As explained by the anthropologist Jean-Loup Amselle, specialized in West Africa, “there is a fluency and flexibility in the variety of historical, social and political situations in which they are found. The religious actors erase the trails, cross frontiers and mix without complexity the allegedly paradoxical entities. The categories of Sufi, Salafi, fundamentalist, Wahhabi, reformist, radicalized Muslim or others only have the use we want to give them, and they only work as markers in the frame of junctures with political order consequences.”
Fabienne Samson, anthropologist specialized in Islam in Senegal, insists in this same approach: “We are facing a terminology that doesn’t reflect reality anymore. In order to follow the evolution of religious mutations, today some researchers speak of neo-brotherhoods, neo-Sufism, liberal Islam, cultural Islam… Post-Islamism, post-reislamization or neo-fundamentalism are other new formulas that try to portray the new Islamic dynamism across the world. But this plasticity –Samson concludes– doesn’t really fit with the complexity of the recomposing of contemporary Islam.”
Risk of exclusion
Islam, in singular, already comprises all that range of pluralities, of forms that fold and unfold within the self and the community. To take one, any of them, and make an idol of it would possibly nullify Islam.
Clear plasticity, inseparable of the same act of living. We are inhabited by several categories and, at the same time, we inhabit categories that fit with the way we are trying to live. Islam, in singular, already comprises all that range of pluralities, of forms that fold and unfold within the self and the community. To take one, any of them, and make an idol of it would possibly nullify Islam. For this reason, as it usually happens nowadays, there are many voices looking cautiously at the emphasis given to the so-called moderate Islam, mainly represented in its more spiritual branch: Sufism.
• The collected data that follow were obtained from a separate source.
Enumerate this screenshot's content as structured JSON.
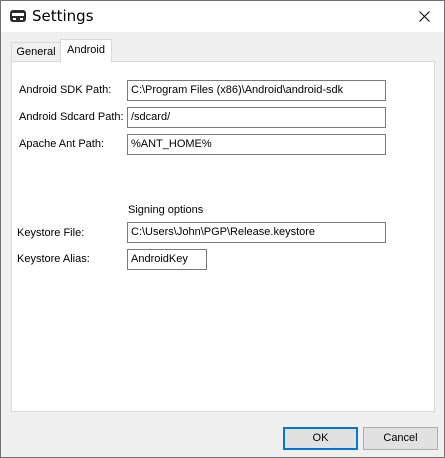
{
  "window": {
    "title": "Settings",
    "icon": "app-logo-icon"
  },
  "tabs": [
    {
      "label": "General",
      "selected": false
    },
    {
      "label": "Android",
      "selected": true
    }
  ],
  "android": {
    "sdk_path_label": "Android SDK Path:",
    "sdk_path_value": "C:\\Program Files (x86)\\Android\\android-sdk",
    "sdcard_path_label": "Android Sdcard Path:",
    "sdcard_path_value": "/sdcard/",
    "ant_path_label": "Apache Ant Path:",
    "ant_path_value": "%ANT_HOME%",
    "signing_heading": "Signing options",
    "keystore_file_label": "Keystore File:",
    "keystore_file_value": "C:\\Users\\John\\PGP\\Release.keystore",
    "keystore_alias_label": "Keystore Alias:",
    "keystore_alias_value": "AndroidKey"
  },
  "buttons": {
    "ok_label": "OK",
    "cancel_label": "Cancel"
  },
  "colors": {
    "focus_border": "#0078d7",
    "panel_bg": "#ffffff",
    "window_bg": "#f0f0f0"
  }
}
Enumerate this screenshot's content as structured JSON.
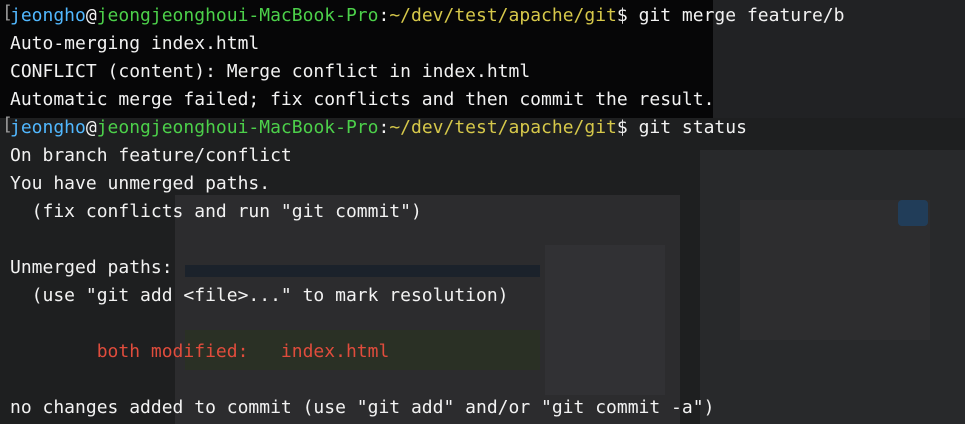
{
  "prompt": {
    "user": "jeongho",
    "at": "@",
    "host": "jeongjeonghoui-MacBook-Pro",
    "colon": ":",
    "path": "~/dev/test/apache/git",
    "dollar": "$ "
  },
  "lines": [
    {
      "type": "prompt",
      "command": "git merge feature/b"
    },
    {
      "type": "text",
      "text": "Auto-merging index.html"
    },
    {
      "type": "text",
      "text": "CONFLICT (content): Merge conflict in index.html"
    },
    {
      "type": "text",
      "text": "Automatic merge failed; fix conflicts and then commit the result."
    },
    {
      "type": "prompt",
      "command": "git status"
    },
    {
      "type": "text",
      "text": "On branch feature/conflict"
    },
    {
      "type": "text",
      "text": "You have unmerged paths."
    },
    {
      "type": "text",
      "text": "  (fix conflicts and run \"git commit\")"
    },
    {
      "type": "text",
      "text": ""
    },
    {
      "type": "text",
      "text": "Unmerged paths:"
    },
    {
      "type": "text",
      "text": "  (use \"git add <file>...\" to mark resolution)"
    },
    {
      "type": "text",
      "text": ""
    },
    {
      "type": "status",
      "text": "        both modified:   index.html"
    },
    {
      "type": "text",
      "text": ""
    },
    {
      "type": "text",
      "text": "no changes added to commit (use \"git add\" and/or \"git commit -a\")"
    }
  ],
  "colors": {
    "user": "#51b8ff",
    "host": "#4cd04a",
    "path": "#d6c84a",
    "conflict": "#e04c3c",
    "text": "#f2f2f2"
  }
}
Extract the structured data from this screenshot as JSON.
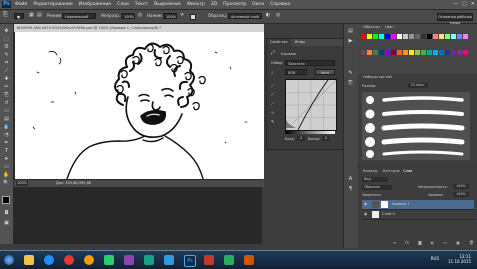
{
  "menubar": {
    "app_badge": "Ps",
    "items": [
      "Файл",
      "Редактирование",
      "Изображение",
      "Слои",
      "Текст",
      "Выделение",
      "Фильтр",
      "3D",
      "Просмотр",
      "Окно",
      "Справка"
    ],
    "window_buttons": [
      "—",
      "▢",
      "✕"
    ]
  },
  "options": {
    "mode_label": "Режим:",
    "mode_value": "Нормальный",
    "opacity_label": "Непрозр.:",
    "opacity_value": "100%",
    "flow_label": "Нажим:",
    "flow_value": "100%",
    "sample_label": "Образец:",
    "sample_value": "Активный слой",
    "workspace": "Основная рабочая среда"
  },
  "document": {
    "tab_title": "8f50f9f5-4f4f-4475-9f1f-b5f0cd7c5f6a.psd @ 100% (Кривые 1, Слой-маска/8) *",
    "zoom": "100%",
    "doc_info": "Док: 395,6K/395,6K"
  },
  "curves": {
    "tabs": [
      "Свойства",
      "Инфо"
    ],
    "title": "Кривые",
    "preset_label": "Набор:",
    "preset_value": "Заказная",
    "channel_value": "RGB",
    "auto_label": "Авто",
    "input_label": "Вход:",
    "output_label": "Выход:",
    "input_value": "0",
    "output_value": "0"
  },
  "swatches": {
    "tabs": [
      "Образцы",
      "Цвет"
    ],
    "colors": [
      "#ff0000",
      "#ffff00",
      "#00ff00",
      "#00ffff",
      "#0000ff",
      "#ff00ff",
      "#ffffff",
      "#c8c8c8",
      "#969696",
      "#646464",
      "#323232",
      "#000000",
      "#ff8080",
      "#ffe080",
      "#80ff80",
      "#80ffff",
      "#8080ff",
      "#ff80ff",
      "#804040",
      "#ff8040",
      "#408040",
      "#004080",
      "#8000ff",
      "#800040",
      "#f26522",
      "#f7941d",
      "#fff200",
      "#8dc63f",
      "#39b54a",
      "#00a99d",
      "#00aeef",
      "#0072bc",
      "#2e3192",
      "#662d91",
      "#92278f",
      "#ec008c"
    ]
  },
  "brushes": {
    "title": "Наборы кистей",
    "size_label": "Размер:",
    "size_value": "25 пикс."
  },
  "layers": {
    "tabs": [
      "Каналы",
      "Контуры",
      "Слои"
    ],
    "kind_label": "Вид",
    "blend_value": "Обычные",
    "opacity_label": "Непрозрачность:",
    "opacity_value": "100%",
    "lock_label": "Закрепить:",
    "fill_label": "Заливка:",
    "fill_value": "100%",
    "rows": [
      {
        "name": "Кривые 1"
      },
      {
        "name": "Слой 0"
      }
    ]
  },
  "taskbar": {
    "lang": "RUS",
    "time": "12:11",
    "date": "11.10.2015"
  }
}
It is true that the term itself is already plural, and when we talk about “Sufism” we can be referring to many things, but they are linked by spiritual education, asceticism, and its emphasis on an inner path. The risk is to think that a Muslim who doesn’t define himself as Sufi is automatically excluded from this will for inner purification. As if Islam on its own wouldn’t have this spiritual dimension and we need to add a supplement. The shaping of the label itself needed three centuries to develop in the Islamic history, which doesn’t mean that, during that time, there weren’t ascetics, mystics, or people involved in the inner self. The French philosopher Abdennour Bidar, who was part of a Sufi brotherhood for several years, is very critic with their tendency to sectarianism and exclusivism: “Sufism profits from an image of a peaceful and open spirituality that generates many illusions. It is time to break the myth of a Sufism that would be “the other Islam”. Beware of mirages!”
Likewise, professor Mahmood Madani, author of Good Muslim, Bad Muslim warned of playing along to the fictitious division of two Islams, which automatically turns a big part of Muslims in potential terrorism for the fact of not fitting into the category of “good”. And adds, “When I read about Islam on the newspapers, I feel I am reading about “museumized” peoples. Their culture seems not to have a history, nor politics, nor debates. It seems that they have been petrified in a habit with no life. Moreover, this people seem to be unable to change, and their only salvation is, as usual, to be saved from the exterior”.